Material and methods:
We included 2659 patients with comorbidities according to the Charlson Comorbidity Index (CCI) who were also evaluated for the coexistence of hypertension, atrial fibrillation, anemia, depression, smoking and alcohol intake. In patients with reported depression, the most frequent associated comorbidities were studied.
Mean age was 73 years old (59.3% women), 11.6% were smokers and 11.3% referred alcohol intake. Mean CCI score was 3. Prevalence of depression reached 28.5%. The variables most frequently associated with depression were hypertension, anemia, atrial fibrillation, cerebrovascular disease, ischemic heart disease, heart failure, diabetes mellitus, dementia, liver disease, chronic kidney disease, COPD, thromboembolic disease, cancer, and peripheral vascular disease.

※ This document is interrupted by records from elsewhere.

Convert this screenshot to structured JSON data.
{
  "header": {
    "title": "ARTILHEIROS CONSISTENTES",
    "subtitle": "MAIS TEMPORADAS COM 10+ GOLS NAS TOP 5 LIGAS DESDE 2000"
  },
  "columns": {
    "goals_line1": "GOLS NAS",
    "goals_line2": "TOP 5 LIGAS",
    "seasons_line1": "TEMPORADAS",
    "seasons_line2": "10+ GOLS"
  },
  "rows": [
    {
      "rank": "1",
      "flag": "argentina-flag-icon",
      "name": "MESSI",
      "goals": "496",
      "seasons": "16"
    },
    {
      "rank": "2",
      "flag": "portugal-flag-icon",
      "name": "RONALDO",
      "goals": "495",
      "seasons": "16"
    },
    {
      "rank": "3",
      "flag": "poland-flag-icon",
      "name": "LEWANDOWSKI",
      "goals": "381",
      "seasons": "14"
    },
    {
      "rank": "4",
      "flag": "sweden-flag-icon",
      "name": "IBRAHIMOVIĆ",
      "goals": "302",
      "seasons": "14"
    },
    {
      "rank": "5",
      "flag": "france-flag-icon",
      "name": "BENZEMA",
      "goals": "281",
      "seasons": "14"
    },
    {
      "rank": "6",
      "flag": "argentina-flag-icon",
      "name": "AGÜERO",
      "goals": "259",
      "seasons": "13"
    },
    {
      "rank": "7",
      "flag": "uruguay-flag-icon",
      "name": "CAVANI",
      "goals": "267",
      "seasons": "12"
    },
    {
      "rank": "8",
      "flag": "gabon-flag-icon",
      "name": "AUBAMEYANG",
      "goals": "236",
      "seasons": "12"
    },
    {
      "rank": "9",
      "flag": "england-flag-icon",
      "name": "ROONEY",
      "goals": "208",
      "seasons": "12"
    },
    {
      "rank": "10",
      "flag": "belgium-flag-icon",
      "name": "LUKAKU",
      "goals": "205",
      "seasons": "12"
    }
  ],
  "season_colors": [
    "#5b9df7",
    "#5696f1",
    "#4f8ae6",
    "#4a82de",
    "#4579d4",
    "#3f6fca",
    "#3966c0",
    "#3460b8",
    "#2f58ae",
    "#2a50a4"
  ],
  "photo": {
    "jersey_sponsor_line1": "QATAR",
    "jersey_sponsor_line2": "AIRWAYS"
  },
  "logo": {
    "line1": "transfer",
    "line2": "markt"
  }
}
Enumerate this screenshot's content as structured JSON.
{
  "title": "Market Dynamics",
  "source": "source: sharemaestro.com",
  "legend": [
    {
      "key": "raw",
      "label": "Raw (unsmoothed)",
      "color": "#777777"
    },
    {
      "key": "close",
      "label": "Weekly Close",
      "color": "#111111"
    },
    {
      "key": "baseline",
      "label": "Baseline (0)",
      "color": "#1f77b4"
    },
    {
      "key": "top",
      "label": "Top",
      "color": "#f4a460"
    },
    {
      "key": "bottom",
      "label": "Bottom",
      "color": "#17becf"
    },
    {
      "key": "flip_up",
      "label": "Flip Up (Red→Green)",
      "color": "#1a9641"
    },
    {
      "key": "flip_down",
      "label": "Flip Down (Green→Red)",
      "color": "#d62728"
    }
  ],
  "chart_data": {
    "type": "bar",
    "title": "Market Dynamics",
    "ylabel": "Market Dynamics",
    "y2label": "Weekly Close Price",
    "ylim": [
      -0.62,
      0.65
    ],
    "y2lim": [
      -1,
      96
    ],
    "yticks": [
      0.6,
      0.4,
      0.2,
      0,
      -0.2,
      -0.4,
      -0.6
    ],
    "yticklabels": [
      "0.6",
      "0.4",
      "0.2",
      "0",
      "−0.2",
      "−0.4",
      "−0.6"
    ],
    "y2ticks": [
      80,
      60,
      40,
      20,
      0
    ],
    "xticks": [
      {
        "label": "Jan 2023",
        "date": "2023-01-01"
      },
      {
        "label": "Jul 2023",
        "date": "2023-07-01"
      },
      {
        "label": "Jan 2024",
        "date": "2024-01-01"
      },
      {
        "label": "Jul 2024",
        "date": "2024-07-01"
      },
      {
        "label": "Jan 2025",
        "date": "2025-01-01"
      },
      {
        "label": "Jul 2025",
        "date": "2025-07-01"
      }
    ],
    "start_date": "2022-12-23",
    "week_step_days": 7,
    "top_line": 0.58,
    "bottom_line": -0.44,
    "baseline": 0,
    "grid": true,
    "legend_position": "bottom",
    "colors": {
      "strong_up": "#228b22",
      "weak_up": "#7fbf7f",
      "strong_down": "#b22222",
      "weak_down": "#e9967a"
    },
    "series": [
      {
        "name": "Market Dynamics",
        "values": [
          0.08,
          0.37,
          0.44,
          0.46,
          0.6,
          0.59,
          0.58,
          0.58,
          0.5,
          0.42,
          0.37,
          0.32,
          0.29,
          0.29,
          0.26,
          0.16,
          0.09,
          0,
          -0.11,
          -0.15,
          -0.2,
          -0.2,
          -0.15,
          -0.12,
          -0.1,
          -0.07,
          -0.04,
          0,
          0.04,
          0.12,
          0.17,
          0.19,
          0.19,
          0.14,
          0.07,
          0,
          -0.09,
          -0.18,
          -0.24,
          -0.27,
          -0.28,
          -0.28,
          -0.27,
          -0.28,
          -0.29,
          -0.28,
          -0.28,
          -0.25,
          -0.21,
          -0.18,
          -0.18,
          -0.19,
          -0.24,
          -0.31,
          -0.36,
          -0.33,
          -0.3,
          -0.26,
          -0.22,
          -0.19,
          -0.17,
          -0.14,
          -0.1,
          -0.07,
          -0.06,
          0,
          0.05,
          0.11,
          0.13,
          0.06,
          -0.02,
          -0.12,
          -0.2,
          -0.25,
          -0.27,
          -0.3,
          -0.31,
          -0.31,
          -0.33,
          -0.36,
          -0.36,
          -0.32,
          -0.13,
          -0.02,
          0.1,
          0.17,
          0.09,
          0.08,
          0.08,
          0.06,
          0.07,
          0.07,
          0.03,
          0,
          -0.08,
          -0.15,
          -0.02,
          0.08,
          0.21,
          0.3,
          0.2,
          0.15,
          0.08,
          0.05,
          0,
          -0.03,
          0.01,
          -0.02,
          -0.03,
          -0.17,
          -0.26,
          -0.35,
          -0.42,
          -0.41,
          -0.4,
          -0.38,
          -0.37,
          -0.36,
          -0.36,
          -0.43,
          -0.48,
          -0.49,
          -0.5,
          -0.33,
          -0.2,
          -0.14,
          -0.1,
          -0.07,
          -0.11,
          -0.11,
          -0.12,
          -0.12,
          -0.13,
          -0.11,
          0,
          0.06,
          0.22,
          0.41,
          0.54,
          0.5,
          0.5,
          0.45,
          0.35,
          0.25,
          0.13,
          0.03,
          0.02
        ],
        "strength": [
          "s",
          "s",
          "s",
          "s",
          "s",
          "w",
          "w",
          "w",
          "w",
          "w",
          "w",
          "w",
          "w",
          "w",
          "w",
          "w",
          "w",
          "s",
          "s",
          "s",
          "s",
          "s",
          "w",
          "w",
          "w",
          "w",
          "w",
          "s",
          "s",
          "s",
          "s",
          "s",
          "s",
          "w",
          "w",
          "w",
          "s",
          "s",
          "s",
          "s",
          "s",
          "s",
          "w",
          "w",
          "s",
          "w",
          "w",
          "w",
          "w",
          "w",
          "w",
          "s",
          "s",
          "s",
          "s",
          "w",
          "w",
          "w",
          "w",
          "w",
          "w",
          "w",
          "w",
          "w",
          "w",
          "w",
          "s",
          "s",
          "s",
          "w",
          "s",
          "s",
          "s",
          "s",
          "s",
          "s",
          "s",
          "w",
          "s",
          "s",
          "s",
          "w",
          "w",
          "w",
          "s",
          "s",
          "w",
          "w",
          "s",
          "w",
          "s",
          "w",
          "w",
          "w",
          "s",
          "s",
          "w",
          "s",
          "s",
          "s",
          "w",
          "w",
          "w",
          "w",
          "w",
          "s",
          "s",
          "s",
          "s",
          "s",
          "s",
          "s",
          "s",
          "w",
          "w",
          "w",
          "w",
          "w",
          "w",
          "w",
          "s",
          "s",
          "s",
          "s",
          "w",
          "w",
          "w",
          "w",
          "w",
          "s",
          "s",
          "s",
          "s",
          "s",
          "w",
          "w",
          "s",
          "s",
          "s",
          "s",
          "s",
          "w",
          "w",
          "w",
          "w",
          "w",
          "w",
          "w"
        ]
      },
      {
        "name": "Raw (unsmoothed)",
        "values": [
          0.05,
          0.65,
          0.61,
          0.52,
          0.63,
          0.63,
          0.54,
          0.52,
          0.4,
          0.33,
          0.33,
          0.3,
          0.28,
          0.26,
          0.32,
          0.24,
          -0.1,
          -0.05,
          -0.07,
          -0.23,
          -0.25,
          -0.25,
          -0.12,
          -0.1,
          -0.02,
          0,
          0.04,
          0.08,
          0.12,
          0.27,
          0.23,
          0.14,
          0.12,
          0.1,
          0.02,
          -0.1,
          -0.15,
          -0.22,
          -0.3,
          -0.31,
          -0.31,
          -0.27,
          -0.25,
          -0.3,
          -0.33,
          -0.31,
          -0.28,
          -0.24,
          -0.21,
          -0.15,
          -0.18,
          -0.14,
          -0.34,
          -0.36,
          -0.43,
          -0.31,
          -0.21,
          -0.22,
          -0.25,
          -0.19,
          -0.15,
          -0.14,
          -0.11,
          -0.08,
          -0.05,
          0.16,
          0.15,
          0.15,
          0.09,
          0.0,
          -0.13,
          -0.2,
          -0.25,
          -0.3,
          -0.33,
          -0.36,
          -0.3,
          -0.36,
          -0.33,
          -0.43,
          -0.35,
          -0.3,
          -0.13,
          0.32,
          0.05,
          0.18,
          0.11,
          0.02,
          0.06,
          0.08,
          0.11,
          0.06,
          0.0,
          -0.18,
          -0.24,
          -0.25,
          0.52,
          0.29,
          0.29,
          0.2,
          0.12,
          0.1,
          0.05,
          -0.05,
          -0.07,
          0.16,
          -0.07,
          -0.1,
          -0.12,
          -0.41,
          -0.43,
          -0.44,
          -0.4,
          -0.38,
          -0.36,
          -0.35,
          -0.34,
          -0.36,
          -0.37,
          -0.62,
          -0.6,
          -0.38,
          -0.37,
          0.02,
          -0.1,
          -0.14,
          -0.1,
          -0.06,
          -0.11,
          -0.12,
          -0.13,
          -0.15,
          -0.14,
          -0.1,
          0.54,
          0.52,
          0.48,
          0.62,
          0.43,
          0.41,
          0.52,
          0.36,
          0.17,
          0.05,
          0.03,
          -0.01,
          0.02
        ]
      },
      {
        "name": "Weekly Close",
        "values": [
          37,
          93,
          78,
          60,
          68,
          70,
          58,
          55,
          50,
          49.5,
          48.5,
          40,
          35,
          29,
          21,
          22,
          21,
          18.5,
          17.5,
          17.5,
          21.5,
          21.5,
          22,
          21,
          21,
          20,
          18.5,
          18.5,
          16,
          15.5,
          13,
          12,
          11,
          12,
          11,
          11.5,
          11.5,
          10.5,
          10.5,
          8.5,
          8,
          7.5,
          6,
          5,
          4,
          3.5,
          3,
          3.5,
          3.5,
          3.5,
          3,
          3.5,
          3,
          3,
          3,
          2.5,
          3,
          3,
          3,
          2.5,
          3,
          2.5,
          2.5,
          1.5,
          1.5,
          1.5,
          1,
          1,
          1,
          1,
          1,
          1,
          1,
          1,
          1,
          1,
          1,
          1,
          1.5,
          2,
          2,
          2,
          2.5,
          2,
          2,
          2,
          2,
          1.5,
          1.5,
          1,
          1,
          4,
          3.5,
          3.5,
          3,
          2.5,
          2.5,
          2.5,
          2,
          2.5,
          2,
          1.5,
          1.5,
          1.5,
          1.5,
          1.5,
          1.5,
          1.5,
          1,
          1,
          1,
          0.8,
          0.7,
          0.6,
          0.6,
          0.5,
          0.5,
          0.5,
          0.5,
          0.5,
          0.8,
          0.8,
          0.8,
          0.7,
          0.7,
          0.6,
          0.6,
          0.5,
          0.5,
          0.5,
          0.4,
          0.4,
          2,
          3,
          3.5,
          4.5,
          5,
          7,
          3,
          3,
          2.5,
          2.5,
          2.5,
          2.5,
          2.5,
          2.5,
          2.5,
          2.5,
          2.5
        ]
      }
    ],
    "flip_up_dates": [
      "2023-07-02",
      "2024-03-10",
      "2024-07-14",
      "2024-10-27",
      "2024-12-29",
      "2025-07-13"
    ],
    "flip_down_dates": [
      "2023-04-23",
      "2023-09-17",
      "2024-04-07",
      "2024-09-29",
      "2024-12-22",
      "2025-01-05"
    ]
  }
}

Comorbidity is common in patients with depression. The high frequency of arterial hypertension, anemia, atrial fibrillation, ischemic heart disease, heart failure, diabetes mellitus and dementia is remarkable in our patients. On the other hand, patients with arterial hypertension, cerebrovascular disease, thromboembolic disease, COPD, liver disease, diabetes mellitus, hemiplegia, atrial fibrillation, and anemia have a higher risk for depression. Identifying these patients can be useful in the prevention and early diagnosis of patients with depression.